I have been crucified with Christ. It is no longer I who live, but Christ who lives in me. And the life I now live in the flesh I live by faith in the Son of God, who loved me and gave himself for me.
(Galatians 2:20)
I’ve seen and heard of this verse for the nth time this week. To add up, this has been my life verse for about 9 years now. How would I forget that, “No longer I who live.” Never would I forget that my dear Jesus who loved me and gave Himself for me. Never would I forget that Jesus lives in me. Never would I forget that I should live by faith. No longer I. No longer I. No longer I.
It is also true that being a Christian is impossible. A Christian will only be dependent on the unending grace, mercy and love of God. We all don’t deserve to live because of our sins but by the grace of God through faith, we are saved. Personally, I would say, I am undeserving to receive the New Life in Christ. But what should I respond to that but to be thankful, to bring glory and to obey and love God. My heart jumps with joy knowing that Christ shed His blood to save me from my dark life. I am empty apart from Christ. I am nothing apart from Him.
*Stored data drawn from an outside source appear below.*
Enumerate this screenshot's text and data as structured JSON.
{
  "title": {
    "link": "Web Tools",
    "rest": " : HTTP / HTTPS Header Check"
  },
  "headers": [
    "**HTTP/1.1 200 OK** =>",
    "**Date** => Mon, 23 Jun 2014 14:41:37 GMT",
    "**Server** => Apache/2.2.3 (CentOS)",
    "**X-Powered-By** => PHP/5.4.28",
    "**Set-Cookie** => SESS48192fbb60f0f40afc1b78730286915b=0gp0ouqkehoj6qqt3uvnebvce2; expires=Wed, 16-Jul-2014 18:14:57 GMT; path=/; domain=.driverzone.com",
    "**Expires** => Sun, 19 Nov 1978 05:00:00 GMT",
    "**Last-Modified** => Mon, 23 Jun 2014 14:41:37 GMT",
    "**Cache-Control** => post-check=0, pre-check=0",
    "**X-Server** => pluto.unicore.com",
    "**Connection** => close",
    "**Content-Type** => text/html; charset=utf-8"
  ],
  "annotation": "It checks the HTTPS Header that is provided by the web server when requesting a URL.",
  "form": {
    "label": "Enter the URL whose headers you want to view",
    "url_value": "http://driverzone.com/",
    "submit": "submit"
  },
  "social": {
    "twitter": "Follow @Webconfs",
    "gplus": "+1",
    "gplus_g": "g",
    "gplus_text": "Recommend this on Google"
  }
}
My journey after I received and believed in Christ is of course not easy, light and stress-free, thus, my journey gets harder and harder. Persecution, poverty, pain, hurt, these are just examples on my list. But, you know what, it was never about the bad things or events happened in my life, it is about the fulfillment, satisfaction, unexplained joy, heart pounding truth, great experiences, peaceful and sound sleep, priceless moments, overcomed fears, and contentment with Jesus Christ. Will I trade Jesus to things of this world? Why should I? Life is imperfect, but Jesus is my perfect God. I do not own my life now. And again, I reiterate endlessly, “No longer I but Christ.”